Dans la société malgache, les échanges et les conversations avec autrui se font généralement en malgache. Il est cependant courant de noter dans les productions langagières l’usage de quelques mots et expressions français. L’usage de ces emprunts dépend parfois du niveau d’instruction des interlocuteurs, ou bien du type de rapport existant entre l’un et l’autre. Plus le niveau d’instruction des deux interlocuteurs est avancé, plus il y a de chance qu’ils utilisent davantage d’emprunts, des termes plus techniques, plus abstraits et spécialisés. Le mélange codique tient souvent une fonction d’économie linguistique ou de commodité. Le choix des mots est délibéré. L’usage des emprunts est parfois motivé par la nécessité d’exprimer certains concepts occidentaux, notamment techniques et abstraits, que l’on ne peut transposer dans la langue malgache que par des paraphrases, des explicitations ou des périphrases.

Le mélange codique peut être pris comme indicateur de la viabilité d’une langue par rapport à une autre dans les habitudes langagières des locuteurs. Les comportements linguistiques et le choix d’alterner les énoncés malgaches et français dans l’acte de la parole mettent en exergue une compétition ouverte des deux langues dont la raison est multiple. Il s’agit tantôt d’économie linguistique, tantôt d’une affirmation identitaire, ou encore d’une manœuvre du locuteur de se distinguer des autres.
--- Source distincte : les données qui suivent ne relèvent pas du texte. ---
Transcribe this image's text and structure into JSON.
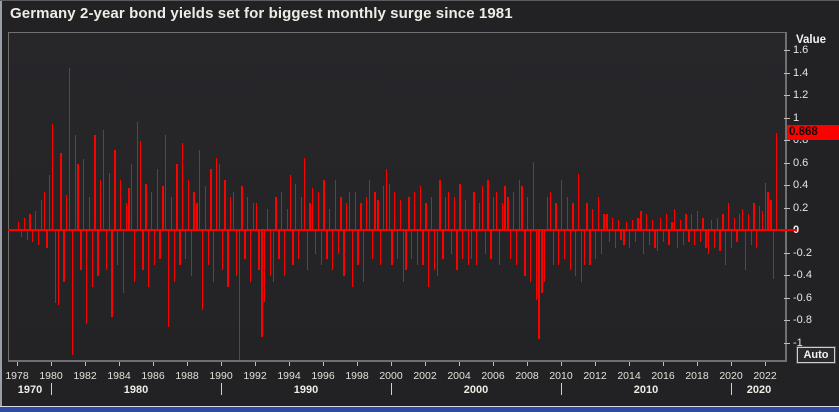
{
  "window": {
    "title": "Germany 2-year bond yields set for biggest monthly surge since 1981"
  },
  "axis": {
    "value_header": "Value",
    "y_ticks": [
      "1.6",
      "1.4",
      "1.2",
      "1",
      "0.8",
      "0.6",
      "0.4",
      "0.2",
      "0",
      "-0.2",
      "-0.4",
      "-0.6",
      "-0.8",
      "-1"
    ],
    "x_years": [
      "1978",
      "1980",
      "1982",
      "1984",
      "1986",
      "1988",
      "1990",
      "1992",
      "1994",
      "1996",
      "1998",
      "2000",
      "2002",
      "2004",
      "2006",
      "2008",
      "2010",
      "2012",
      "2014",
      "2016",
      "2018",
      "2020",
      "2022"
    ],
    "decades": [
      "1970",
      "1980",
      "1990",
      "2000",
      "2010",
      "2020"
    ]
  },
  "badge": {
    "value": "0.868",
    "color": "#fb0200"
  },
  "auto_button": {
    "label": "Auto"
  },
  "colors": {
    "bar": "#fb0200",
    "zero_line": "#fb0200",
    "background": "#232326",
    "frame": "#707070",
    "text": "#e6e6e6",
    "badge_bg": "#fb0200",
    "taskbar_blue": "#2d4ba3"
  },
  "chart_data": {
    "type": "bar",
    "title": "Germany 2-year bond yields set for biggest monthly surge since 1981",
    "xlabel": "",
    "ylabel": "Value",
    "ylim": [
      -1.0,
      1.6
    ],
    "x_range_years": [
      1978,
      2022.8
    ],
    "grid": false,
    "legend": "none",
    "current_value": 0.868,
    "current_value_highlighted": true,
    "zero_line": true,
    "values_start_year": 1978,
    "values_per_year": 6,
    "values": [
      0.08,
      -0.05,
      0.12,
      -0.08,
      0.15,
      -0.1,
      0.18,
      -0.12,
      0.28,
      0.35,
      -0.15,
      0.5,
      0.95,
      -0.64,
      -0.66,
      0.69,
      -0.45,
      0.32,
      1.45,
      -1.1,
      0.85,
      0.6,
      -0.35,
      0.64,
      -0.83,
      0.3,
      -0.5,
      0.85,
      -0.4,
      0.45,
      0.9,
      -0.35,
      0.52,
      -0.76,
      0.72,
      -0.3,
      0.45,
      -0.55,
      0.25,
      0.38,
      0.6,
      -0.45,
      0.97,
      0.8,
      -0.35,
      0.42,
      -0.5,
      0.35,
      -0.3,
      0.55,
      -0.25,
      0.4,
      0.85,
      -0.85,
      0.3,
      -0.45,
      0.6,
      -0.3,
      0.78,
      -0.25,
      0.45,
      -0.4,
      0.35,
      0.25,
      0.72,
      -0.7,
      0.4,
      -0.3,
      0.55,
      -0.45,
      0.65,
      0.6,
      -0.35,
      0.45,
      -0.5,
      0.3,
      0.35,
      -0.4,
      -1.15,
      0.4,
      -0.25,
      0.3,
      -0.45,
      0.25,
      0.25,
      -0.35,
      -0.94,
      -0.63,
      0.2,
      -0.4,
      -0.45,
      0.3,
      -0.25,
      0.35,
      -0.4,
      0.2,
      0.5,
      -0.3,
      0.42,
      -0.25,
      0.3,
      0.65,
      -0.35,
      0.25,
      0.38,
      -0.2,
      0.35,
      -0.3,
      0.45,
      -0.25,
      0.2,
      -0.35,
      0.45,
      -0.2,
      0.3,
      -0.4,
      0.25,
      0.35,
      -0.5,
      0.35,
      -0.3,
      0.25,
      -0.45,
      0.3,
      0.45,
      -0.25,
      0.35,
      0.28,
      -0.3,
      0.4,
      0.55,
      0.42,
      -0.3,
      0.35,
      -0.25,
      0.28,
      -0.45,
      -0.35,
      0.3,
      -0.25,
      0.35,
      -0.3,
      0.4,
      -0.3,
      0.25,
      -0.5,
      0.3,
      -0.35,
      -0.4,
      0.45,
      -0.25,
      0.3,
      0.35,
      -0.2,
      0.3,
      -0.35,
      0.42,
      -0.25,
      0.28,
      -0.3,
      -0.25,
      0.35,
      -0.3,
      0.25,
      0.4,
      -0.2,
      0.45,
      -0.25,
      0.3,
      0.35,
      -0.3,
      0.25,
      0.4,
      0.3,
      -0.25,
      0.35,
      -0.3,
      0.45,
      0.4,
      -0.4,
      0.3,
      -0.45,
      0.61,
      -0.61,
      -0.96,
      -0.55,
      -0.45,
      0.3,
      0.35,
      -0.3,
      0.25,
      -0.3,
      0.45,
      -0.25,
      0.3,
      -0.35,
      0.25,
      -0.4,
      0.51,
      -0.45,
      -0.3,
      0.25,
      -0.3,
      0.2,
      -0.25,
      0.3,
      -0.2,
      0.15,
      0.15,
      -0.1,
      0.12,
      -0.15,
      0.1,
      -0.08,
      -0.12,
      0.08,
      -0.15,
      0.1,
      -0.1,
      0.12,
      0.18,
      -0.2,
      0.15,
      -0.12,
      0.1,
      -0.15,
      -0.18,
      0.12,
      -0.1,
      0.15,
      -0.12,
      0.08,
      0.2,
      -0.15,
      0.1,
      -0.12,
      0.15,
      -0.1,
      0.15,
      -0.12,
      0.18,
      -0.1,
      0.12,
      -0.15,
      -0.2,
      0.1,
      -0.15,
      0.12,
      -0.18,
      0.15,
      -0.3,
      0.25,
      -0.15,
      0.12,
      -0.1,
      0.15,
      0.2,
      -0.35,
      0.15,
      -0.12,
      0.25,
      -0.15,
      0.22,
      0.18,
      0.43,
      0.35,
      0.28,
      -0.43,
      0.868
    ]
  }
}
Il faut toutefois remarquer que la tendance actuelle chez l’élite malgache va de plus en plus vers un souci de purisme linguistique dicté, d’une part par une prise de conscience linguistique et identitaire et d’autre part, par une certaine volonté d’afficher son intellectualité et sa malgachéité. Ainsi, ces individus s’efforcent de parler entièrement en malgache, et s’adonnent, de manière parfois excessive, à l’usage des néologismes devenus à la mode, ou à la traduction littérale des termes étrangers, si bien qu’un citoyen malgache ordinaire a parfois des difficultés à les comprendre. Mais cet élan est seulement observé dans certaines situations, dans des circonstances où il est convenable de ne pas mélanger les langues (entre linguistes et promoteurs de la culture malgache, ou encore dans les discours publics de certaines personnalités, etc.).
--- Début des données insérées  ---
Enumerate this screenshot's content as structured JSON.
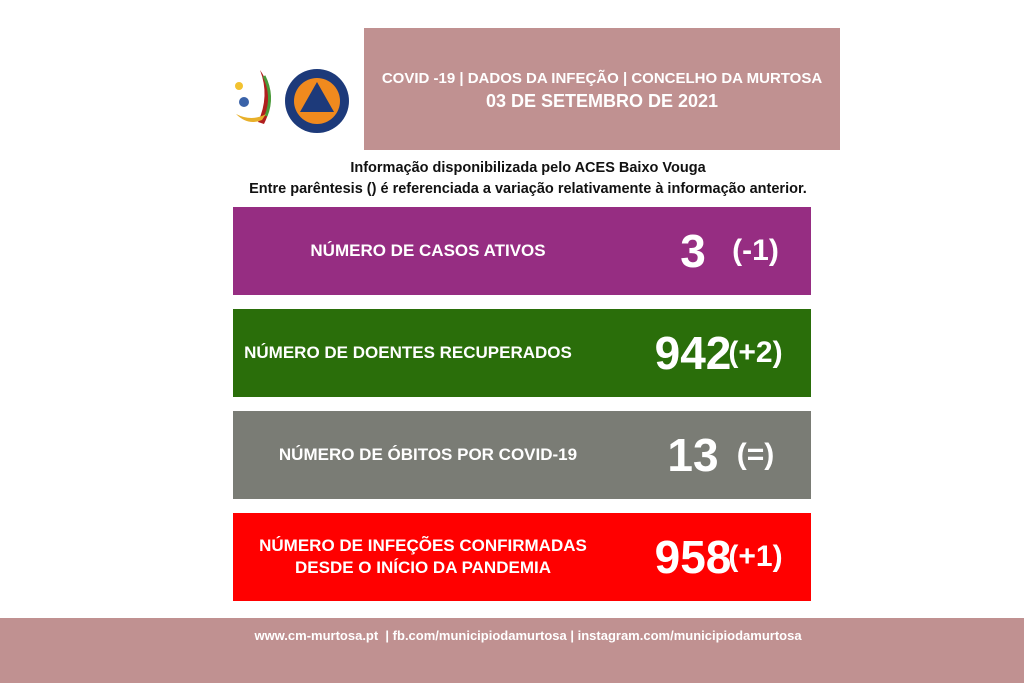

Qu’il soit réalisé dans un souci d’économie linguistique ou à des fins de stratégie de communication, le mélange codique est devenu le mode normal de communication, même chez le citoyen ordinaire. Face à un bon nombre de difficultés, telle que l’absence de correspondances ou d’équivalences lexicales ou culturelles entre le français et le malgache, les paraphrases et les explicitations trop longues encouragent l’usage des emprunts. Ce problème est notamment soulevé dans une étude que nous avons menée sur l’usage de l’explicitation notamment dans la traduction vers le malgache. (Ranaivoson2000). Si l’on admet que l’usage d’un emprunt ne peut être accepté que lorsqu’il y a un vide lexical et qu’une proposition de néologisme est irréalisable (Loubier 2003 : 64), il est cependant difficile de vouloir contrôler son emploi par la société même s'il y a une concurrence avec ses équivalents dans la langue hôte.